Deal struck at UN climate talks

Experts at a major UN climate change conference in Bangkok have reached agreement on options for combatting global warming, delegates say.

It follows marathon talks with strong reservations voiced by China.

New clauses added at the last moment clarify the potential for nuclear power and lifestyle changes to cut emissions.

The third part of this year’s assessment from the Intergovernmental Panel on Climate Change looks at ways to curb emissions and economic factors.

The report is due to be released in the Thai capital on Friday.

‘Action needed’

“It’s all done,” Peter Lukey, a member of the South African delegation, told the Associated Press news agency.

“Everything we wanted to see was there and more. The message is: We have to do something now.”

The report makes clear that greenhouse gases are rising, and without intervention will continue to rise, with fossil fuels likely to remain the dominant energy supply for decades to come.

China repeatedly tried to tone down some elements of the draft text prepared for the start of the week-long discussions, delegates said.

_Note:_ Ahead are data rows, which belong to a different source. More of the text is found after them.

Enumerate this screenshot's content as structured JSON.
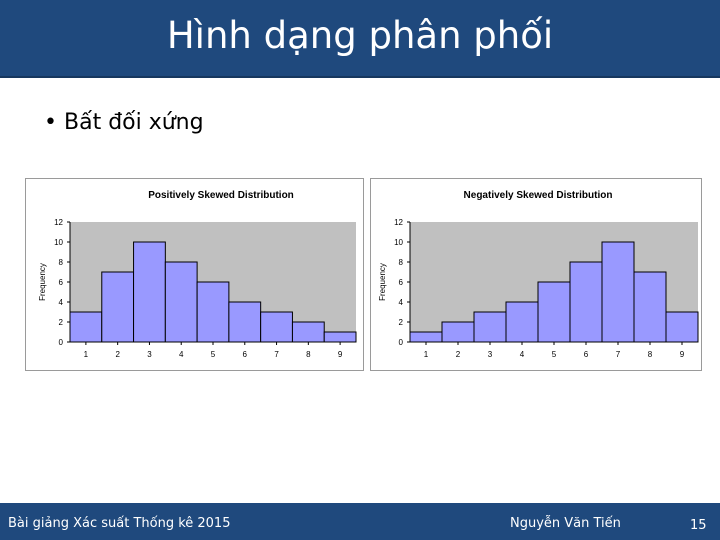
{
  "slide": {
    "title": "Hình dạng phân phối",
    "bullet": "Bất đối xứng"
  },
  "footer": {
    "course": "Bài giảng Xác suất Thống kê 2015",
    "author": "Nguyễn Văn Tiến",
    "page": "15"
  },
  "colors": {
    "header_bg": "#1f497d",
    "bar_fill": "#9999ff",
    "plot_bg": "#c0c0c0"
  },
  "chart_data": [
    {
      "type": "bar",
      "title": "Positively Skewed Distribution",
      "xlabel": "",
      "ylabel": "Frequency",
      "categories": [
        "1",
        "2",
        "3",
        "4",
        "5",
        "6",
        "7",
        "8",
        "9"
      ],
      "values": [
        3,
        7,
        10,
        8,
        6,
        4,
        3,
        2,
        1
      ],
      "yticks": [
        "0",
        "2",
        "4",
        "6",
        "8",
        "10",
        "12"
      ],
      "ylim": [
        0,
        12
      ],
      "grid": false
    },
    {
      "type": "bar",
      "title": "Negatively Skewed Distribution",
      "xlabel": "",
      "ylabel": "Frequency",
      "categories": [
        "1",
        "2",
        "3",
        "4",
        "5",
        "6",
        "7",
        "8",
        "9"
      ],
      "values": [
        1,
        2,
        3,
        4,
        6,
        8,
        10,
        7,
        3
      ],
      "yticks": [
        "0",
        "2",
        "4",
        "6",
        "8",
        "10",
        "12"
      ],
      "ylim": [
        0,
        12
      ],
      "grid": false
    }
  ]
}
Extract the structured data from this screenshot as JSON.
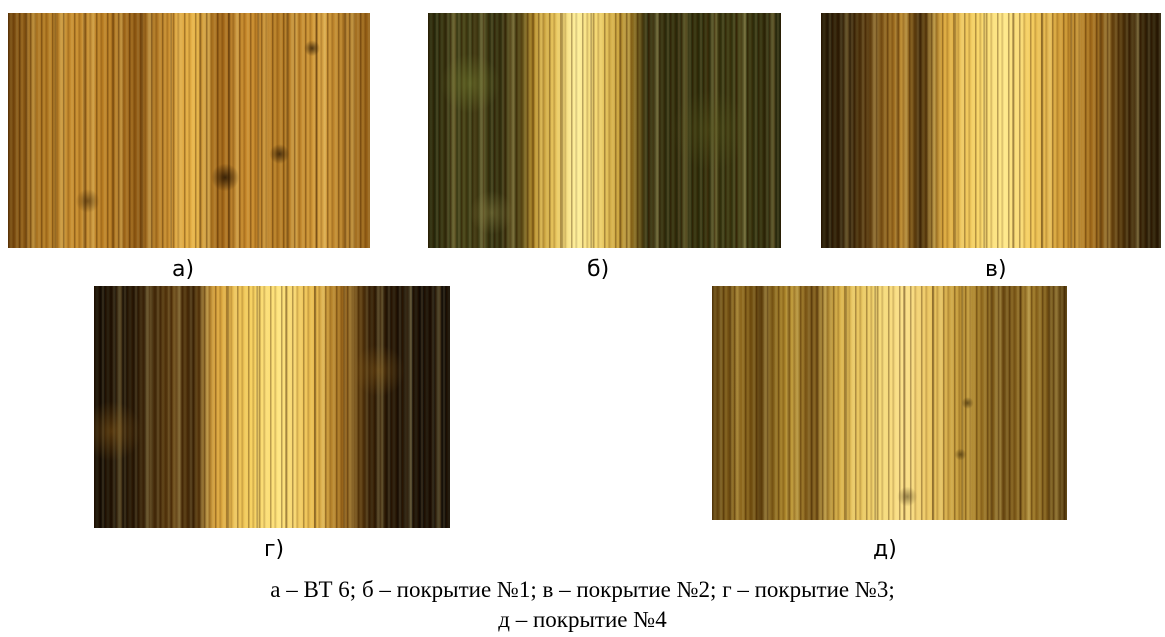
{
  "panels": [
    {
      "label": "а)"
    },
    {
      "label": "б)"
    },
    {
      "label": "в)"
    },
    {
      "label": "г)"
    },
    {
      "label": "д)"
    }
  ],
  "caption": {
    "line1": "а – ВТ 6; б – покрытие №1; в – покрытие №2; г – покрытие №3;",
    "line2": "д – покрытие №4"
  }
}
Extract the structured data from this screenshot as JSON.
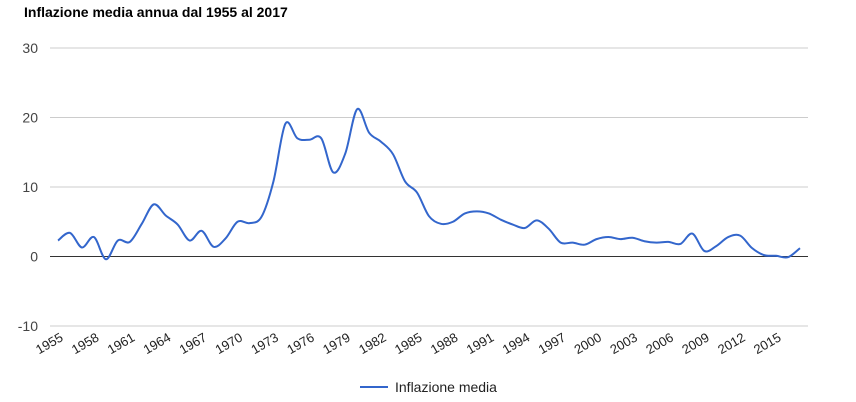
{
  "chart_data": {
    "type": "line",
    "title": "Inflazione media annua dal 1955 al 2017",
    "xlabel": "",
    "ylabel": "",
    "ylim": [
      -10,
      30
    ],
    "yticks": [
      "-10",
      "0",
      "10",
      "20",
      "30"
    ],
    "xticks": [
      "1955",
      "1958",
      "1961",
      "1964",
      "1967",
      "1970",
      "1973",
      "1976",
      "1979",
      "1982",
      "1985",
      "1988",
      "1991",
      "1994",
      "1997",
      "2000",
      "2003",
      "2006",
      "2009",
      "2012",
      "2015"
    ],
    "legend_position": "bottom",
    "grid": true,
    "color": "#3366cc",
    "series": [
      {
        "name": "Inflazione media",
        "x": [
          1955,
          1956,
          1957,
          1958,
          1959,
          1960,
          1961,
          1962,
          1963,
          1964,
          1965,
          1966,
          1967,
          1968,
          1969,
          1970,
          1971,
          1972,
          1973,
          1974,
          1975,
          1976,
          1977,
          1978,
          1979,
          1980,
          1981,
          1982,
          1983,
          1984,
          1985,
          1986,
          1987,
          1988,
          1989,
          1990,
          1991,
          1992,
          1993,
          1994,
          1995,
          1996,
          1997,
          1998,
          1999,
          2000,
          2001,
          2002,
          2003,
          2004,
          2005,
          2006,
          2007,
          2008,
          2009,
          2010,
          2011,
          2012,
          2013,
          2014,
          2015,
          2016,
          2017
        ],
        "values": [
          2.3,
          3.4,
          1.3,
          2.8,
          -0.4,
          2.3,
          2.1,
          4.7,
          7.5,
          5.9,
          4.6,
          2.3,
          3.7,
          1.4,
          2.6,
          5.0,
          4.8,
          5.7,
          10.8,
          19.1,
          17.0,
          16.8,
          17.0,
          12.1,
          14.8,
          21.2,
          17.8,
          16.5,
          14.7,
          10.8,
          9.2,
          5.8,
          4.7,
          5.0,
          6.2,
          6.5,
          6.2,
          5.3,
          4.6,
          4.1,
          5.2,
          4.0,
          2.0,
          2.0,
          1.7,
          2.5,
          2.8,
          2.5,
          2.7,
          2.2,
          2.0,
          2.1,
          1.8,
          3.3,
          0.8,
          1.5,
          2.8,
          3.0,
          1.2,
          0.2,
          0.1,
          -0.1,
          1.2
        ]
      }
    ]
  }
}
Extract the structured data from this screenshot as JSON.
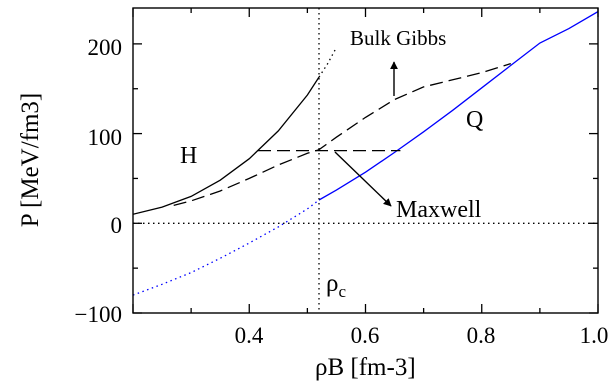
{
  "chart_data": {
    "type": "line",
    "xlabel": "ρB [fm-3]",
    "ylabel": "P [MeV/fm3]",
    "xlim": [
      0.2,
      1.0
    ],
    "ylim": [
      -100,
      240
    ],
    "x_ticks": [
      0.4,
      0.6,
      0.8,
      1.0
    ],
    "x_tick_labels": [
      "0.4",
      "0.6",
      "0.8",
      "1.0"
    ],
    "y_ticks": [
      -100,
      0,
      100,
      200
    ],
    "y_tick_labels": [
      "−100",
      "0",
      "100",
      "200"
    ],
    "grid": false,
    "series": [
      {
        "style": "solid",
        "color": "#000000",
        "x": [
          0.2,
          0.25,
          0.3,
          0.35,
          0.4,
          0.45,
          0.5,
          0.52
        ],
        "y": [
          10,
          18,
          30,
          48,
          72,
          103,
          143,
          163
        ]
      },
      {
        "style": "dotted",
        "color": "#000000",
        "x": [
          0.52,
          0.535,
          0.55
        ],
        "y": [
          163,
          178,
          196
        ]
      },
      {
        "style": "solid",
        "color": "#0000ff",
        "x": [
          0.52,
          0.55,
          0.6,
          0.65,
          0.7,
          0.75,
          0.8,
          0.85,
          0.9,
          0.95,
          1.0
        ],
        "y": [
          26,
          37,
          57,
          79,
          102,
          126,
          151,
          176,
          201,
          217,
          236
        ]
      },
      {
        "style": "dotted",
        "color": "#0000ff",
        "x": [
          0.2,
          0.25,
          0.3,
          0.35,
          0.4,
          0.45,
          0.5,
          0.52
        ],
        "y": [
          -80,
          -68,
          -55,
          -39,
          -22,
          -4,
          16,
          26
        ]
      },
      {
        "style": "dashed",
        "color": "#000000",
        "x": [
          0.27,
          0.3,
          0.35,
          0.4,
          0.45,
          0.5,
          0.52,
          0.55,
          0.6,
          0.65,
          0.7,
          0.75,
          0.8,
          0.85
        ],
        "y": [
          20,
          25,
          36,
          50,
          65,
          78,
          82,
          96,
          118,
          138,
          152,
          160,
          168,
          178
        ]
      },
      {
        "style": "dashed",
        "color": "#000000",
        "x": [
          0.415,
          0.66
        ],
        "y": [
          81,
          81
        ]
      }
    ],
    "reference_lines": [
      {
        "orientation": "vertical",
        "value": 0.52,
        "style": "dotted"
      },
      {
        "orientation": "horizontal",
        "value": 0,
        "style": "dotted"
      }
    ],
    "annotations": {
      "hadron": "H",
      "quark": "Q",
      "bulk_gibbs": "Bulk Gibbs",
      "maxwell": "Maxwell",
      "rho_c": "ρ",
      "rho_c_sub": "c"
    }
  }
}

It has been keen to remove references to scenarios which it fears could affect its short-term economic growth.

The Intergovernmental Panel on Climate Change (IPCC) has already this year produced the two other elements of this global assessment report – its fourth since 1990 – dealing respectively with the science of climate change and on the potential impacts.

Stable futures

The draft report assesses the likely costs to the global economy of stabilising greenhouse gases at various concentrations in the atmosphere.

Aiming for a total greenhouse gas concentration equivalent to 650 parts per million (ppm) of carbon dioxide would reduce global GDP by about 0.2%, it says, whereas a more ambitious target of 550ppm would cost about 0.6% of global GDP, says the BBC’s environment correspondent Richard Black.

The current atmospheric concentration is about 425ppm, and many climate scientists now argue that only agreeing to keep below about 450ppm can prevent major climatic consequences.

The IPCC draft says keeping concentrations at this level could cost up to 3% of GDP.

“I can tell you that the probability for achieving 450ppm in anything approaching the world as it now is almost impossible,” commented Professor Stephen Schneider from Stanford University in California, who helped draft the IPCC’s first report this year on the science of climate change.

“But a temperature rise over 2-3C leads to potential mass extinctions, serious problems with coasts, mountain glaciers disappearing, melting ice sheets… and one has to talk about stabilisation at 450-550ppm range to have a better than 20-30% chance of preventing that.”

The IPCC does not make policy recommendations, but even so China, with some other delegations, sought to play down references to the lower stabilisation levels.